Sunday, March 05, 2006

The Bookseller of Kabul

I have just read the most wonderful, compelling and devastating book, The Bookseller of Kabul by the Norwegian foreign correspondent Asne Seierstad. I can’t speak highly enough of this portrait of an Afghan family after the fall of the Taliban. The lives of the central protagonists had so many parallels with the lives of people in Timor and yet there can be no denying that Timorese women have it a touch easier than Afghan women: at least they don’t have to wear the awful burqa, and can leave the house unaccompanied by a male relative.

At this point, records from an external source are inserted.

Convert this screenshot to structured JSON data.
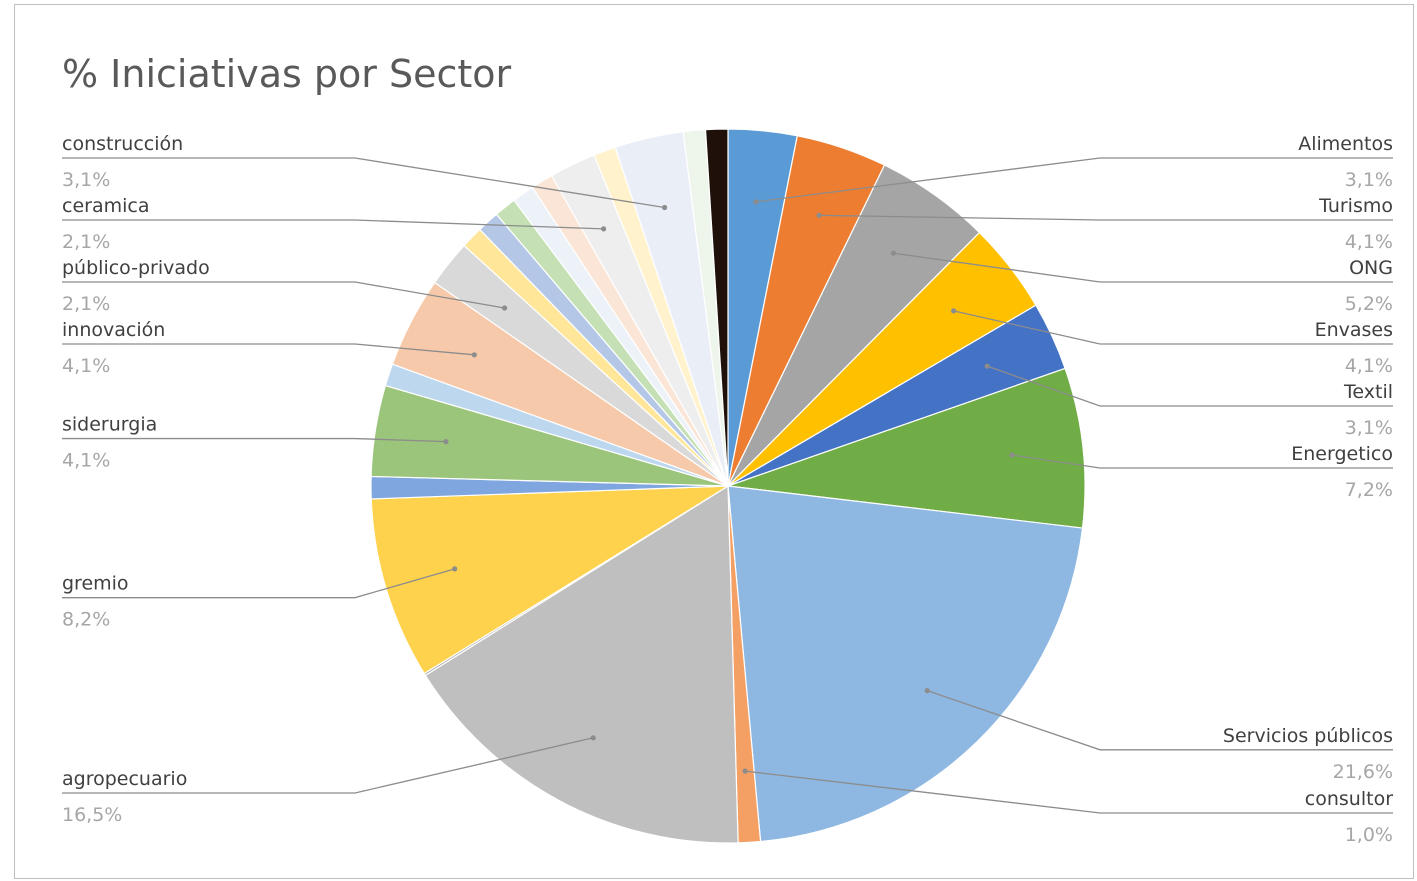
{
  "chart_data": {
    "type": "pie",
    "title": "% Iniciativas por Sector",
    "start_angle_deg": 0,
    "direction": "clockwise",
    "labeled_slices": [
      {
        "name": "Alimentos",
        "pct_label": "3,1%",
        "value": 3.1,
        "color": "#5B9BD5",
        "side": "right"
      },
      {
        "name": "Turismo",
        "pct_label": "4,1%",
        "value": 4.1,
        "color": "#ED7D31",
        "side": "right"
      },
      {
        "name": "ONG",
        "pct_label": "5,2%",
        "value": 5.2,
        "color": "#A5A5A5",
        "side": "right"
      },
      {
        "name": "Envases",
        "pct_label": "4,1%",
        "value": 4.1,
        "color": "#FFC000",
        "side": "right"
      },
      {
        "name": "Textil",
        "pct_label": "3,1%",
        "value": 3.1,
        "color": "#4472C4",
        "side": "right"
      },
      {
        "name": "Energetico",
        "pct_label": "7,2%",
        "value": 7.2,
        "color": "#70AD47",
        "side": "right"
      },
      {
        "name": "Servicios públicos",
        "pct_label": "21,6%",
        "value": 21.6,
        "color": "#8EB8E2",
        "side": "right"
      },
      {
        "name": "consultor",
        "pct_label": "1,0%",
        "value": 1.0,
        "color": "#F4A064",
        "side": "right"
      },
      {
        "name": "agropecuario",
        "pct_label": "16,5%",
        "value": 16.5,
        "color": "#BFBFBF",
        "side": "left"
      },
      {
        "name": "gremio",
        "pct_label": "8,2%",
        "value": 8.2,
        "color": "#FFD24D",
        "side": "left"
      },
      {
        "name": "siderurgia",
        "pct_label": "4,1%",
        "value": 4.1,
        "color": "#9BC57A",
        "side": "left"
      },
      {
        "name": "innovación",
        "pct_label": "4,1%",
        "value": 4.1,
        "color": "#F6C9AA",
        "side": "left"
      },
      {
        "name": "público-privado",
        "pct_label": "2,1%",
        "value": 2.1,
        "color": "#D9D9D9",
        "side": "left"
      },
      {
        "name": "ceramica",
        "pct_label": "2,1%",
        "value": 2.1,
        "color": "#EEEEEE",
        "side": "left"
      },
      {
        "name": "construcción",
        "pct_label": "3,1%",
        "value": 3.1,
        "color": "#E9EEF7",
        "side": "left"
      }
    ],
    "slices_clockwise": [
      {
        "ref": "Alimentos",
        "value": 3.1,
        "color": "#5B9BD5"
      },
      {
        "ref": "Turismo",
        "value": 4.1,
        "color": "#ED7D31"
      },
      {
        "ref": "ONG",
        "value": 5.2,
        "color": "#A5A5A5"
      },
      {
        "ref": "Envases",
        "value": 4.1,
        "color": "#FFC000"
      },
      {
        "ref": "Textil",
        "value": 3.1,
        "color": "#4472C4"
      },
      {
        "ref": "Energetico",
        "value": 7.2,
        "color": "#70AD47"
      },
      {
        "ref": "Servicios públicos",
        "value": 21.6,
        "color": "#8EB8E2"
      },
      {
        "ref": "consultor",
        "value": 1.0,
        "color": "#F4A064"
      },
      {
        "ref": "agropecuario",
        "value": 16.5,
        "color": "#BFBFBF"
      },
      {
        "ref": "",
        "value": 0.1,
        "color": "#A9A9A9"
      },
      {
        "ref": "gremio",
        "value": 8.2,
        "color": "#FFD24D"
      },
      {
        "ref": "",
        "value": 1.0,
        "color": "#7FA6DE"
      },
      {
        "ref": "siderurgia",
        "value": 4.1,
        "color": "#9BC57A"
      },
      {
        "ref": "",
        "value": 1.0,
        "color": "#BDD7EE"
      },
      {
        "ref": "innovación",
        "value": 4.1,
        "color": "#F6C9AA"
      },
      {
        "ref": "público-privado",
        "value": 2.1,
        "color": "#D9D9D9"
      },
      {
        "ref": "",
        "value": 1.0,
        "color": "#FFE699"
      },
      {
        "ref": "",
        "value": 1.0,
        "color": "#B4C7E7"
      },
      {
        "ref": "",
        "value": 1.0,
        "color": "#C5E0B4"
      },
      {
        "ref": "",
        "value": 1.0,
        "color": "#EDF2F9"
      },
      {
        "ref": "",
        "value": 1.0,
        "color": "#FBE5D6"
      },
      {
        "ref": "ceramica",
        "value": 2.1,
        "color": "#EEEEEE"
      },
      {
        "ref": "",
        "value": 1.0,
        "color": "#FFF2CC"
      },
      {
        "ref": "construcción",
        "value": 3.1,
        "color": "#E9EEF7"
      },
      {
        "ref": "",
        "value": 1.0,
        "color": "#EEF5EA"
      },
      {
        "ref": "",
        "value": 1.0,
        "color": "#1F1109"
      }
    ]
  }
}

Most importantly, they’re not killed for bringing shame on their families. However, like their Afghan sisters Timorese women endure the authoritarian power of their fathers, uncles, brothers, husbands and even sons; their uncles negotiate their bride price; girls marry too young and are sent to live with their husbands family who feel they own her because they purchased her; domestic violence rates are unacceptably high; men practice polygamy and often inherit their deceased brother’s wife; boys are privileged with an education; women are relegated to the domestic sphere while men control the public sphere; and women endure too many pregnancies and bear too many children without due regard for their health. If you read this book, you might well pay a thought not only to the plight of Afghan women but also to the situation of women in Timor. I commend this book to you.